Carbonation treatment to repair the damage of repeatedly recycled coarse aggregate from recycled concrete suffering from coupling action of high stress and freeze-thaw cycles

Abstract

• It is feasible to recycle waste RAC in harsh environments by carbonation treatment. • Accelerated carbonation shows excellent repair effect on the damage of RRCA. • Producing C-RRCA per ton can capture 38.3 kg CO 2 with great environmental benefits. • RRAC with C-RRCA (content ≥ 6 %) shows good chloride ion permeability resistance. The recycling of waste recycled concrete (RC) has become a focus of many scholars. But the repeatedly recycling of RC used in harsh environments is still a difficult issue, due to the poorer quality of repeatedly recycled aggregate. This paper studied the repair effect of accelerated carbonation treatment on repeatedly recycled coarse aggregate (RRCA), which was collected from the failed parent recycled concrete via coupling action of high stress and freeze-thaw (F-T) cycles. Then the properties of carbonated repeatedly recycled aggregate concrete (C-RRAC) containing 0 %, 25 %, 50 %, 75 % and 100 % carbonated RRCA (C-RRCA) were evaluated. And the recycling potential of C-RRCA was explored, finally. The results suggested that accelerated carbonation treatment had excellent ability on repairing coupling damage of high stress and F-T in RRCA. Compared with RRCA, the apparent density of C-RRCA increased by 5.5 %, and water absorption, crushing value and soundness (mass loss) decreased by 26.6 %, 23.7 % and 19.9 %, respectively.
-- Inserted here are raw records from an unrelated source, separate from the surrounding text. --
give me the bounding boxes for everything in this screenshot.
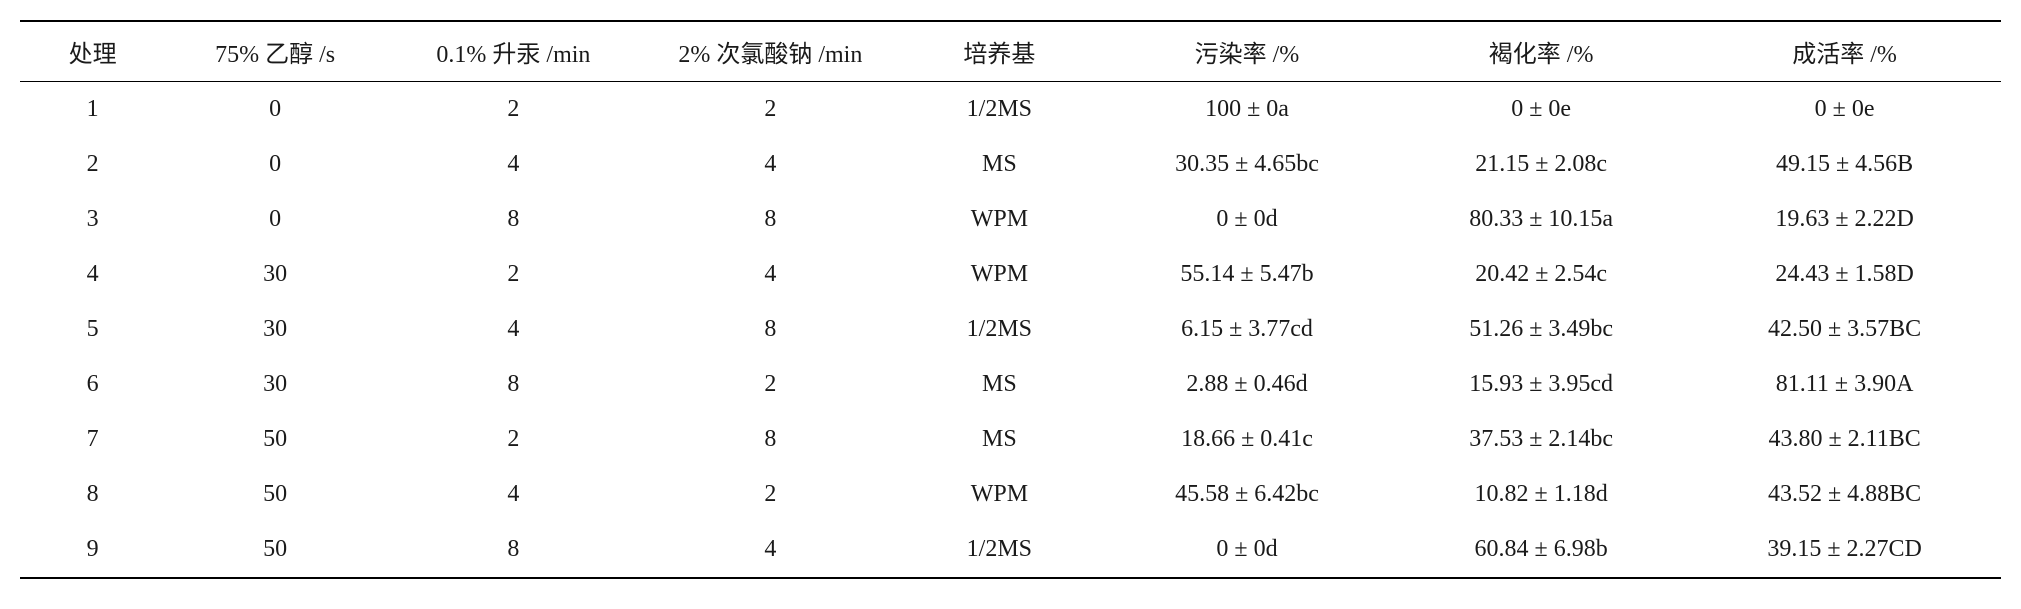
table-cell: 1 bbox=[20, 82, 165, 138]
table-row: 75028MS18.66 ± 0.41c37.53 ± 2.14bc43.80 … bbox=[20, 412, 2001, 467]
table-cell: 0 ± 0d bbox=[1100, 192, 1394, 247]
table-cell: 39.15 ± 2.27CD bbox=[1688, 522, 2001, 578]
table-cell: WPM bbox=[899, 192, 1100, 247]
table-cell: 8 bbox=[385, 357, 642, 412]
table-cell: 0 bbox=[165, 192, 385, 247]
table-cell: 42.50 ± 3.57BC bbox=[1688, 302, 2001, 357]
table-cell: 50 bbox=[165, 522, 385, 578]
table-cell: 30 bbox=[165, 247, 385, 302]
data-table: 处理 75% 乙醇 /s 0.1% 升汞 /min 2% 次氯酸钠 /min 培… bbox=[20, 20, 2001, 579]
table-cell: 2 bbox=[385, 82, 642, 138]
table-cell: 37.53 ± 2.14bc bbox=[1394, 412, 1688, 467]
table-cell: 30 bbox=[165, 357, 385, 412]
table-cell: MS bbox=[899, 412, 1100, 467]
table-cell: 81.11 ± 3.90A bbox=[1688, 357, 2001, 412]
table-cell: 3 bbox=[20, 192, 165, 247]
table-cell: MS bbox=[899, 357, 1100, 412]
table-cell: 50 bbox=[165, 467, 385, 522]
table-row: 43024WPM55.14 ± 5.47b20.42 ± 2.54c24.43 … bbox=[20, 247, 2001, 302]
table-cell: 4 bbox=[385, 302, 642, 357]
table-body: 10221/2MS100 ± 0a0 ± 0e0 ± 0e2044MS30.35… bbox=[20, 82, 2001, 579]
table-cell: 9 bbox=[20, 522, 165, 578]
column-header-mercury: 0.1% 升汞 /min bbox=[385, 21, 642, 82]
column-header-browning: 褐化率 /% bbox=[1394, 21, 1688, 82]
table-cell: 5 bbox=[20, 302, 165, 357]
table-cell: WPM bbox=[899, 247, 1100, 302]
table-cell: 0 ± 0e bbox=[1394, 82, 1688, 138]
column-header-ethanol: 75% 乙醇 /s bbox=[165, 21, 385, 82]
table-cell: 19.63 ± 2.22D bbox=[1688, 192, 2001, 247]
table-row: 63082MS2.88 ± 0.46d15.93 ± 3.95cd81.11 ±… bbox=[20, 357, 2001, 412]
table-cell: 21.15 ± 2.08c bbox=[1394, 137, 1688, 192]
table-cell: 4 bbox=[642, 522, 899, 578]
table-cell: 30 bbox=[165, 302, 385, 357]
table-cell: 8 bbox=[642, 412, 899, 467]
table-cell: 2.88 ± 0.46d bbox=[1100, 357, 1394, 412]
table-row: 3088WPM0 ± 0d80.33 ± 10.15a19.63 ± 2.22D bbox=[20, 192, 2001, 247]
table-cell: 30.35 ± 4.65bc bbox=[1100, 137, 1394, 192]
table-cell: 2 bbox=[642, 82, 899, 138]
table-cell: 2 bbox=[642, 467, 899, 522]
table-cell: 55.14 ± 5.47b bbox=[1100, 247, 1394, 302]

The quality of C-RRCA was improved from type III to type II. With the growth of C-RRCA replacement rate, the water absorption, porosity, and chloride ion permeability coefficient of C-RRAC decreased by 34.4 %, 48 % and 55.6 %, respectively, and the compressive strength increased by 34.2 %. In addition, the C-RRAC could satisfied requirement of 100 years design service life of concrete structures in the E-type chloride environment, totally. According to the numerical fitting analysis, the minimum content of C-RRCA is 6 % under the condition that the compressive strength and chloride ion permeability of recycled aggregate concrete are met. It is feasible to recycle waste or even failed RC in high stress and F-T environment so as to reuse it in chloride environment, which provides a data support for effective utilization of waste RC under freeze-thaw environment.